We are 9 in the main office, then we have resellers who we are really close to, everyday getting feedback from end users. We are 3 devs and 2 for support. Then media, admin, commercial.
When did you start the company and why?
It started like 10 years ago with some friends from the sport unit. They wanted to take some notes about games, something in Excel… and I told them that maybe we can link the video with the notes (actions). And we started from there… not as a company… just as a bunch of friends.
What are your main values as a business owner? What do you find most important when running a company?
I always say that people are more important than products. You must listen to your customers, the complaints and the good stuff. At the end, people buy a product, but also a relationship based on trust. We alwasy look for long-term relationships with coaches, clubs or non-pro users. And feel the other (in the office) who works with you — is also a main task for a CEO. If people feel that their work has an effect on other people (like a coach), they will work with more passion and enthusiasm.
How do you achieve that?
I give them responsibilities. I mean, everyone has a role, so he has a part of the success or fail.
Is there anything beyond that? Any special culture inside the team?
Yes, we share almost everything about the “software path”. When we plan a new bunch of updates or features we always share it with everyone in the office, not just DEV side. Everyone knows what’s the software about, so from Admin to Media they all can drop an opinion. Its a very easy mistake to make a new feature because from the Tech point of view its pretty cool but maybe its useless for the real end user…
How much of your software’s development is driven by the customers’ input versus to what you guys come up with internally?

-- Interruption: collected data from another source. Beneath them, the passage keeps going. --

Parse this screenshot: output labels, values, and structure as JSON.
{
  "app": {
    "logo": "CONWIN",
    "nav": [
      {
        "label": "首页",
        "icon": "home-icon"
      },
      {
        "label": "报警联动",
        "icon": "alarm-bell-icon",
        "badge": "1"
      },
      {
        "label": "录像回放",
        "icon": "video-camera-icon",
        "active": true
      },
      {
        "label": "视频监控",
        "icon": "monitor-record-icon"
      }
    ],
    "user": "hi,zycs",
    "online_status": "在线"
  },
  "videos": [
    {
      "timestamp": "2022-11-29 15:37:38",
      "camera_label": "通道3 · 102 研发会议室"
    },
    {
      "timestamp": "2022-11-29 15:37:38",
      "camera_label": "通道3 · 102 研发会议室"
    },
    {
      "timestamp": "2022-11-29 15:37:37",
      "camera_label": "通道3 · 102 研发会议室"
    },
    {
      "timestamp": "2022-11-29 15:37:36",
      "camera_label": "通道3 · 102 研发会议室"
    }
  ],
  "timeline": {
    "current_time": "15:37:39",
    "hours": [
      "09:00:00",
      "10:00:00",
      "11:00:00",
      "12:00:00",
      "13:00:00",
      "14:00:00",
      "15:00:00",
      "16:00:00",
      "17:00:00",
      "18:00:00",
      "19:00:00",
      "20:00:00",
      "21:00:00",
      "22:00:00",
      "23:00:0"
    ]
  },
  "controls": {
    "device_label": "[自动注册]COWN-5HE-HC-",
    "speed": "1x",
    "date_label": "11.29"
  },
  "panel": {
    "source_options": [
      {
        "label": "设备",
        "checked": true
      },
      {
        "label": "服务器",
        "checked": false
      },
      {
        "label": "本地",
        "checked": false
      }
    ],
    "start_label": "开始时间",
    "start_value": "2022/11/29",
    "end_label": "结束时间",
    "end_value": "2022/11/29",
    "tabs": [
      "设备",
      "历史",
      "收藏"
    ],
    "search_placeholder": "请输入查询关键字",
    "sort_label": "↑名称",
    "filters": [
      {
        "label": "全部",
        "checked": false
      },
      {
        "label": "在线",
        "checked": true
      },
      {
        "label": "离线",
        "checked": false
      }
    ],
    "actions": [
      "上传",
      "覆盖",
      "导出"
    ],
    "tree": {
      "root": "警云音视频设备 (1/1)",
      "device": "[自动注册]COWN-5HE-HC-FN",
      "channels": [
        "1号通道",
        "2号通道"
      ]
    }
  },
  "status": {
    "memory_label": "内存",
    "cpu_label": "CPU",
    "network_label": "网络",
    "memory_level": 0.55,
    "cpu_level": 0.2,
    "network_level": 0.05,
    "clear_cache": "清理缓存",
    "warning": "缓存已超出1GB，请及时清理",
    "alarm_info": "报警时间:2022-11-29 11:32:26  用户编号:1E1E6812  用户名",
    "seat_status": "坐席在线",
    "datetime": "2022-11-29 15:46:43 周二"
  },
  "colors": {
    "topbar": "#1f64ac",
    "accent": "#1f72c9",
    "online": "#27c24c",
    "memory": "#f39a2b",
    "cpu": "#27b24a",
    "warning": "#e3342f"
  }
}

At the start it was maybe 20% customer and 80% us. Now it is 90% customer feedback and 10% us. Fitting to the real end user needs is a key point. Sometimes things sound great here in the office, but a real coach won’t care at all.

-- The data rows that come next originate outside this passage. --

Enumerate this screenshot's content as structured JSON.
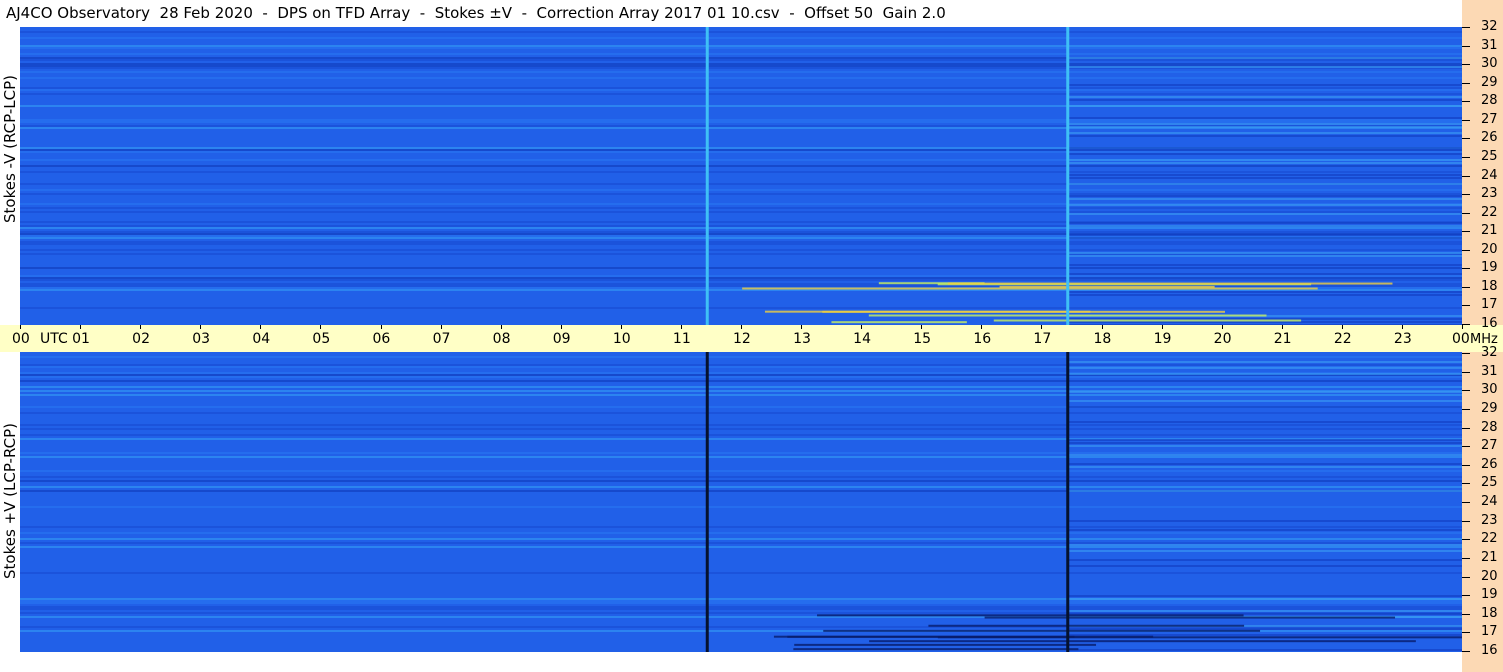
{
  "title": "AJ4CO Observatory  28 Feb 2020  -  DPS on TFD Array  -  Stokes ±V  -  Correction Array 2017 01 10.csv  -  Offset 50  Gain 2.0",
  "colors": {
    "background_blue": "#2160e8",
    "bright_band": "#3fb6f5",
    "dark_band": "#0a2fa8",
    "axis_band": "#ffffc6",
    "freq_band": "#fcd9b4"
  },
  "chart_data": [
    {
      "type": "heatmap",
      "panel": "top",
      "ylabel": "Stokes -V (RCP-LCP)",
      "x_ticks": [
        "00",
        "01",
        "02",
        "03",
        "04",
        "05",
        "06",
        "07",
        "08",
        "09",
        "10",
        "11",
        "12",
        "13",
        "14",
        "15",
        "16",
        "17",
        "18",
        "19",
        "20",
        "21",
        "22",
        "23",
        "00"
      ],
      "x_unit": "UTC",
      "y_ticks": [
        16,
        17,
        18,
        19,
        20,
        21,
        22,
        23,
        24,
        25,
        26,
        27,
        28,
        29,
        30,
        31,
        32
      ],
      "y_unit": "MHz",
      "ylim": [
        16,
        32
      ],
      "xlim_hours": [
        0,
        24
      ],
      "vertical_markers_utc": [
        11.43,
        17.43
      ],
      "marker_style": "bright"
    },
    {
      "type": "heatmap",
      "panel": "bottom",
      "ylabel": "Stokes +V (LCP-RCP)",
      "x_ticks": [
        "00",
        "01",
        "02",
        "03",
        "04",
        "05",
        "06",
        "07",
        "08",
        "09",
        "10",
        "11",
        "12",
        "13",
        "14",
        "15",
        "16",
        "17",
        "18",
        "19",
        "20",
        "21",
        "22",
        "23",
        "00"
      ],
      "x_unit": "UTC",
      "y_ticks": [
        16,
        17,
        18,
        19,
        20,
        21,
        22,
        23,
        24,
        25,
        26,
        27,
        28,
        29,
        30,
        31,
        32
      ],
      "y_unit": "MHz",
      "ylim": [
        16,
        32
      ],
      "xlim_hours": [
        0,
        24
      ],
      "vertical_markers_utc": [
        11.43,
        17.43
      ],
      "marker_style": "dark"
    }
  ]
}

How does the software development process work? Do you use a methodology? How do you plan releases? How do you coordinate it with marketing, tech writers?
We try to make 2 big updates a year… which means new features, some changes, minor bugs. The coordination is the worst side as we do everything in 3 languages: Spanish, English and Dutch. And getting ready all the documentation on time is hard. We do small updates during the year, but not “public” ones.
What tools do you use in your work? Do you use any internal tools for managing development and tasks?
We don’t use any specific tool, on dropbox we share tech documentation about changes, issues, plans. One of our best tools is TeamViewer for support and training. So far its one of the most useful tools that we have. We can’t live without it… ;) Of course Skype and email. We don’t generate a big amount of documentation and from now on we will be more focused on video helps, for that we use Camtaisa and some other tools…
How do these new social tools work for you? You find them effective?
Very, we try to get only quality followers or “fans”, people who are direcly involved in sports and potential customers. Its also a tool to give quick answers to some users. Its also very usefull to track what others are doing. We have 1 guy only for media stuff, Facebook, blog, twitter.
Alberto, thanks for a great conversation. It was a pleasure to find out that we share similar values. Best of luck with moving your organization forward! :)
In fact, Nacsport is doing an awesome job in marketing their software. Miguel Diaz, Nacsport’s Communications Director — I had to confirm this post with him — is the one in charge. Just like I did with Nacsport, he conducts interviews with customers and posts them to the company’s blog. Miguel does this on a regular basis, which proves the point Alberto mentioned earlier (and almost every business book repeats these days): listen to your customers. I also learned that the work on the new web site was done by Miguel Quintana, one of the developers. It seems that this duo has built a marketing channel that works for the company pretty well.